Free radicals are produced by the effect of ionizing radiation. As a result of this, oxidative stress can cause structural and functional modifications by damaging important biomolecules such as DNA, proteins and lipids. Oxidative stress caused by reactive oxygen species has been reported to be effective in the etiology of heavy metal toxicities.32,33 Heavy metals, which are important inducers of oxidative stress, are activated to act as catalysts.
Miculescu et al.34 stated that heavy elements accumulate faster than tooth major elements lost with aging. It can be thought that radiation may have revealed a similar effect of aging.
Previous studies have also reported that radiation doses have a greater effect on teeth as the doses are increased.4,8,10,12,15,35 In our study, more changes were observed in the morphological, mechanical, and chemical properties of teeth at 60 Gy in comparison with low doses.
Even though the significant changes were observed in the inorganic structure of the teeth according to the results of the elemental analysis, these changes were not very significant in microhardness analyses. We estimate that this may be due to the fact that hyposalivation was not fully reflected in vitro conditions. Because the teeth were soaked in the distilled water, collagen fibers could have absorbed the water. So, the flexibility of the teeth may have increased.
This is the first study in which primary and permanent teeth are examined together. This gave us the opportunity to compare the responses of primary and permanent teeth to different doses of radiation within the same study protocol. Furthermore, there is no study in the literature examining five different major elements of the tooth, which is one of the significant elements that make this study original.

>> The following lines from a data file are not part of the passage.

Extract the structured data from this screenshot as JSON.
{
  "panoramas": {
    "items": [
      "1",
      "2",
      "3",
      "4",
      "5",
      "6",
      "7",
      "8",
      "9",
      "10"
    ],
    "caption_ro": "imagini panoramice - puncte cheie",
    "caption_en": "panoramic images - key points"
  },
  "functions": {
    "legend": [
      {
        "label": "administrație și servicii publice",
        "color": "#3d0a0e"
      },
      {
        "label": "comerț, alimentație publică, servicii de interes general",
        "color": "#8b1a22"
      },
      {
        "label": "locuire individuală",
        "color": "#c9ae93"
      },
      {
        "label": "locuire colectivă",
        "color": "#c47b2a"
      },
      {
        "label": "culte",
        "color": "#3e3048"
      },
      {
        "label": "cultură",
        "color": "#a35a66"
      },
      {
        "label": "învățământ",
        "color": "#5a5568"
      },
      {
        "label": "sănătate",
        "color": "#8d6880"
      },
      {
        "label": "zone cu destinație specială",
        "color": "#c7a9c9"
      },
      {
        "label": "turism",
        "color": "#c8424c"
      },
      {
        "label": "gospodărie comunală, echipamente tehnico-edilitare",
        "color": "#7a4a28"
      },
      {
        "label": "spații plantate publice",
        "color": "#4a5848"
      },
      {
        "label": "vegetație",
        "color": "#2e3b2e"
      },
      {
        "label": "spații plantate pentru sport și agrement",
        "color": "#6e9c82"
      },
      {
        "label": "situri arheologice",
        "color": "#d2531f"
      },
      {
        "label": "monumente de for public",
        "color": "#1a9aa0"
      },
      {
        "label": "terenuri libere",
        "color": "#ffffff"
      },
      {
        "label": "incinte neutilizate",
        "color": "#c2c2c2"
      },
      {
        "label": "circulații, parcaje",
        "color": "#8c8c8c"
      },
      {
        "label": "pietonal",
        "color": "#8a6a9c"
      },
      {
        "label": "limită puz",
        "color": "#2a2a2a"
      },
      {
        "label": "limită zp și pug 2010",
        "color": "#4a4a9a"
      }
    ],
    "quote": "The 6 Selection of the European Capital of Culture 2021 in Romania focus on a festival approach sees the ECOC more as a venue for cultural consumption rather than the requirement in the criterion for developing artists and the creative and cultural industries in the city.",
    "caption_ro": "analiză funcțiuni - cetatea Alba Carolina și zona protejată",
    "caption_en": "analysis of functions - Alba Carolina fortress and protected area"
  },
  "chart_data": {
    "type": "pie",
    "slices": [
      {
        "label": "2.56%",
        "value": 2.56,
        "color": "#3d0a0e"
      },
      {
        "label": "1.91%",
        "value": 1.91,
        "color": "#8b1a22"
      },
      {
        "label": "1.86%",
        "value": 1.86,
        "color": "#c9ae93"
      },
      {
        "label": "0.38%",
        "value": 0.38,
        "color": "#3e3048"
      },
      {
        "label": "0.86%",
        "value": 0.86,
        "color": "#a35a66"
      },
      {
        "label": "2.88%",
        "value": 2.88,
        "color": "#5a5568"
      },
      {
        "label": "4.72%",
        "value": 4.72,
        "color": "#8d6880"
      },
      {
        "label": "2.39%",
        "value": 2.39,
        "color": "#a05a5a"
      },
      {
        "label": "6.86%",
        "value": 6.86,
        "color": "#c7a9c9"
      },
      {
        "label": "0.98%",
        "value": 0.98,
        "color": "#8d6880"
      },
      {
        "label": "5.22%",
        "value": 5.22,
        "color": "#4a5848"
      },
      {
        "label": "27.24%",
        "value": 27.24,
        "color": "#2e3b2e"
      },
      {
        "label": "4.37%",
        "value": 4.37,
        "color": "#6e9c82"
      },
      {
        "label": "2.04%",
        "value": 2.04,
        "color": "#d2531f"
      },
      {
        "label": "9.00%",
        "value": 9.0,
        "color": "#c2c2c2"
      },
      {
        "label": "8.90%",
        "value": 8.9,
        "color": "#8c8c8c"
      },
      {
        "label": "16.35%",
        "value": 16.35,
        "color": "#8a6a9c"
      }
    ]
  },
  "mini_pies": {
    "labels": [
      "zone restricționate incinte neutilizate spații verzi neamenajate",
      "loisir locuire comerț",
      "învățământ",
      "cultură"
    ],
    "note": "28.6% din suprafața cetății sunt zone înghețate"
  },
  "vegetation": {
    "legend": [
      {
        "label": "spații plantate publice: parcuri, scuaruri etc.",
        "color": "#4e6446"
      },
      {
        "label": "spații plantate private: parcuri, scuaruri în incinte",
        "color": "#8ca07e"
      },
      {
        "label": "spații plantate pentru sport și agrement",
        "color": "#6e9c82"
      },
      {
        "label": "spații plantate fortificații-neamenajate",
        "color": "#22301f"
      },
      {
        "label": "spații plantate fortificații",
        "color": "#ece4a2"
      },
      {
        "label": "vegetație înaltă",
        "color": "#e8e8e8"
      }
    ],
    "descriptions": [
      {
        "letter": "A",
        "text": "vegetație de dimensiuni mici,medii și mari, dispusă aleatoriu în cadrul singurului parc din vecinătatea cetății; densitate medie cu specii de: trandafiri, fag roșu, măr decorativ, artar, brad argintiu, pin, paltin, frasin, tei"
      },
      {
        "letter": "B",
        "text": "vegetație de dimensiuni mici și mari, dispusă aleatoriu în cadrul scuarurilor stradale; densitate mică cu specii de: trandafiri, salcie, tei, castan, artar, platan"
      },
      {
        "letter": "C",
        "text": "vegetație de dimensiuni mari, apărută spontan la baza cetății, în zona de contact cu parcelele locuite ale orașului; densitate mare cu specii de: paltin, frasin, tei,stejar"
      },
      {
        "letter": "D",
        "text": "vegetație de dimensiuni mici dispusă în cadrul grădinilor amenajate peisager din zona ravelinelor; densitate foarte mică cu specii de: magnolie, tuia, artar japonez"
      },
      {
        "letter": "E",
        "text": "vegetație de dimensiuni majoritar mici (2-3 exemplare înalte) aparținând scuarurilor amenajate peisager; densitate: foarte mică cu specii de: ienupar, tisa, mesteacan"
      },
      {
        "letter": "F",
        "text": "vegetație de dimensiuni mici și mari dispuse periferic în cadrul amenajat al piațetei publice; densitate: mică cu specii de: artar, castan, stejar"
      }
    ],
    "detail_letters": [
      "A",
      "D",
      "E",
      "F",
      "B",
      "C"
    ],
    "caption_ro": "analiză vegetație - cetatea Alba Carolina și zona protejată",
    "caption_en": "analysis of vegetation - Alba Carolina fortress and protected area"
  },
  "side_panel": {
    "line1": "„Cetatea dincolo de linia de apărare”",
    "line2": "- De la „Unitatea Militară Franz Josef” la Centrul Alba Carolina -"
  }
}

In this study, we investigated the direct effect of radiation on dental hard tissue independently of the best known side effect of radiation, which is hyposalivation. The obtained results confirmed the negative effect of radiation on teeth.
It is necessary to develop strategies to minimize the damage caused by radiation in dental hard tissue for the patient’s dental health.
Li et al.23 reported that the use of fluoride, CPP-ACP, resin infiltration, and their paired combinations would prevent radiation-induced destruction of dentin.
Bekes et al.35 applied the paired combination of desensitizer and fluoride to the teeth prior to radiotherapy, kept the teeth in 10% sucrose during meals and reported that the depth of caries lesions caused by radiation at the end of a 5-week period was shallower than the depth of irradiated teeth without any protective application.
It should be remembered that patients undergoing radiotherapy are individuals at high risk of caries, and protective applications (such as oral hygiene education, application of caries prevention agents, and non-cariogenic diet recommendations) should be focused in these patients.